Ветряная мельница, к которой направлялся Пятница, точно магнит притягивала к себе и всадников — теперь он уже отчетливо видел их; туда же устремились два пикапа и большой грузовик, до того поджидавший их в тенистой рощице.
Пятница, как всегда, внимательно и сосредоточенно наблюдал за всеми этими передвижениями, а когда в его сторону еще и подул ветерок, стал принюхиваться с возросшим любопытством. Сперва он почуял запах дыма, очень слабый, лишь указывавший, где горит костер; потом — запах свежей крови и только что съеденной, полупереваренной зелени, исторгнутой убитыми газелями; чуть позже — невыносимо соблазнительный аромат жареного мяса. Пятница облизнулся и поудобнее устроился мордой на передних лапах, коротко мурлыкнул и тут же закрыл пасть.

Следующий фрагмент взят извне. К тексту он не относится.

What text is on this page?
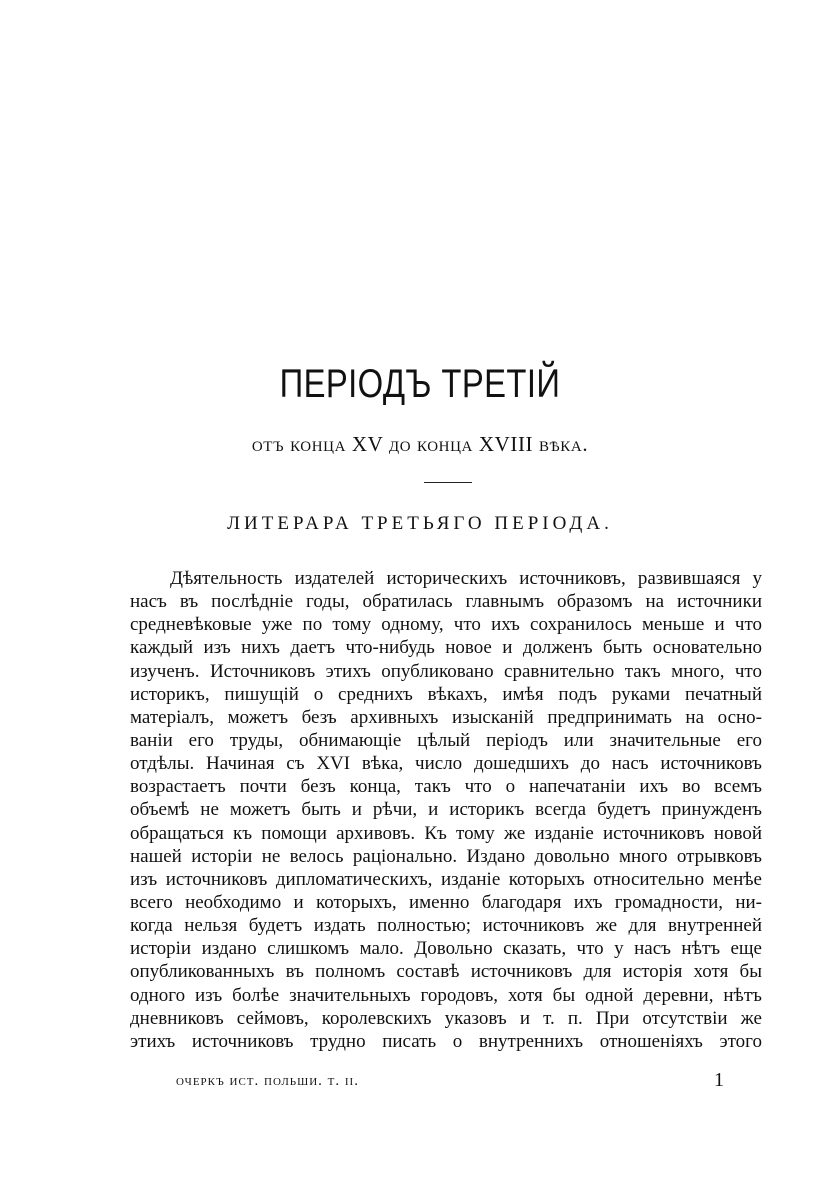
ПЕРІОДЪ ТРЕТІЙ

отъ конца XV до конца XVIII вѣка.

ЛИТЕРАРА ТРЕТЬЯГО ПЕРІОДА.
Дѣятельность издателей историческихъ источниковъ, развившаяся у
насъ въ послѣдніе годы, обратилась главнымъ образомъ на источники
средневѣковые уже по тому одному, что ихъ сохранилось меньше и что
каждый изъ нихъ даетъ что-нибудь новое и долженъ быть основательно
изученъ. Источниковъ этихъ опубликовано сравнительно такъ много, что
историкъ, пишущій о среднихъ вѣкахъ, имѣя подъ руками печатный
матеріалъ, можетъ безъ архивныхъ изысканій предпринимать на осно-
ваніи его труды, обнимающіе цѣлый періодъ или значительные его
отдѣлы. Начиная съ XVI вѣка, число дошедшихъ до насъ источниковъ
возрастаетъ почти безъ конца, такъ что о напечатаніи ихъ во всемъ
объемѣ не можетъ быть и рѣчи, и историкъ всегда будетъ принужденъ
обращаться къ помощи архивовъ. Къ тому же изданіе источниковъ новой
нашей исторіи не велось раціонально. Издано довольно много отрывковъ
изъ источниковъ дипломатическихъ, изданіе которыхъ относительно менѣе
всего необходимо и которыхъ, именно благодаря ихъ громадности, ни-
когда нельзя будетъ издать полностью; источниковъ же для внутренней
исторіи издано слишкомъ мало. Довольно сказать, что у насъ нѣтъ еще
опубликованныхъ въ полномъ составѣ источниковъ для исторія хотя бы
одного изъ болѣе значительныхъ городовъ, хотя бы одной деревни, нѣтъ
дневниковъ сеймовъ, королевскихъ указовъ и т. п. При отсутствіи же
этихъ источниковъ трудно писать о внутреннихъ отношеніяхъ этого
очеркъ ист. польши. т. ii.	1
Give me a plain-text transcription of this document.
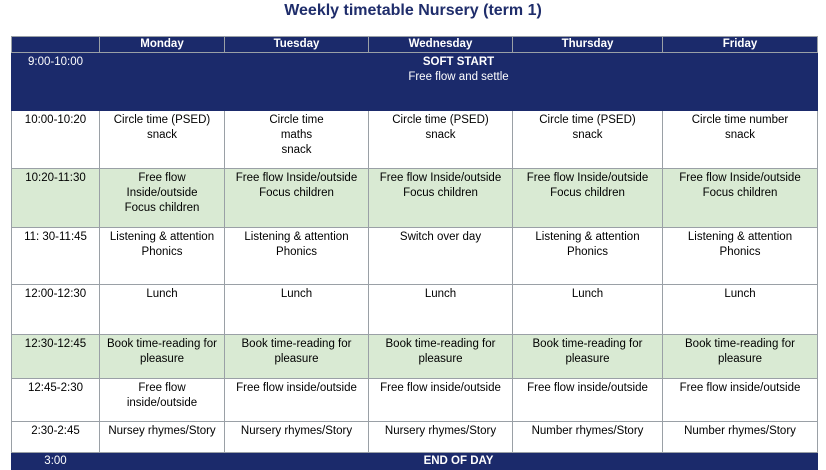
Weekly timetable Nursery (term 1)
	Monday	Tuesday	Wednesday	Thursday	Friday

9:00-10:00	SOFT START
Free flow and settle				

10:00-10:20	Circle time (PSED)
snack	Circle time
maths
snack	Circle time (PSED)
snack	Circle time (PSED)
snack	Circle time number
snack

10:20-11:30	Free flow
Inside/outside
Focus children	Free flow Inside/outside
Focus children	Free flow Inside/outside
Focus children	Free flow Inside/outside
Focus children	Free flow Inside/outside
Focus children

11: 30-11:45	Listening & attention
Phonics	Listening & attention
Phonics	Switch over day	Listening & attention
Phonics	Listening & attention
Phonics

12:00-12:30	Lunch	Lunch	Lunch	Lunch	Lunch

12:30-12:45	Book time-reading for
pleasure	Book time-reading for
pleasure	Book time-reading for
pleasure	Book time-reading for
pleasure	Book time-reading for
pleasure

12:45-2:30	Free flow
inside/outside	Free flow inside/outside	Free flow inside/outside	Free flow inside/outside	Free flow inside/outside

2:30-2:45	Nursey rhymes/Story	Nursery rhymes/Story	Nursery rhymes/Story	Number rhymes/Story	Number rhymes/Story

3:00	END OF DAY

Владелец фермы сидел на складном походном стуле и лучезарно улыбался всем вокруг. Это был его день! В этот день, раз в году, к нему на ежегодную охоту съезжалось множество гостей; эта традиция была учреждена его отцом еще шестьдесят пять лет тому назад, и теперь собственный, почти взрослый внук в легкой кружевной тени дерева, опершись о капот пикапа и прихлебывая пиво, беседовал со своим приятелем в стороне от остальной компании. Возле хозяина фермы, посверкивая новенькими мощными ружьями с оптическими прицелами, синеватой сталью стволов и полированным деревом прикладов, кружком устроились старики — его закадычные друзья — целый польский стрелковый батальон, все родом с Карпат, в куртках, отделанных мехом, и в охотничьих шляпах.
Тут же стоял и его старый управляющий, краснолицый, рыжеволосый, в шляпе с круглой плоской тульей и загнутыми полями, надвинутой на уши и точно намертво приделанной к металлической оправе очков.
Холодный ветер, что дул весь предыдущий день, давно улегся. Две сотни убитых газелей, сваленных в кучу, были в отличном состоянии, и хозяин фермы налил себе еще виски.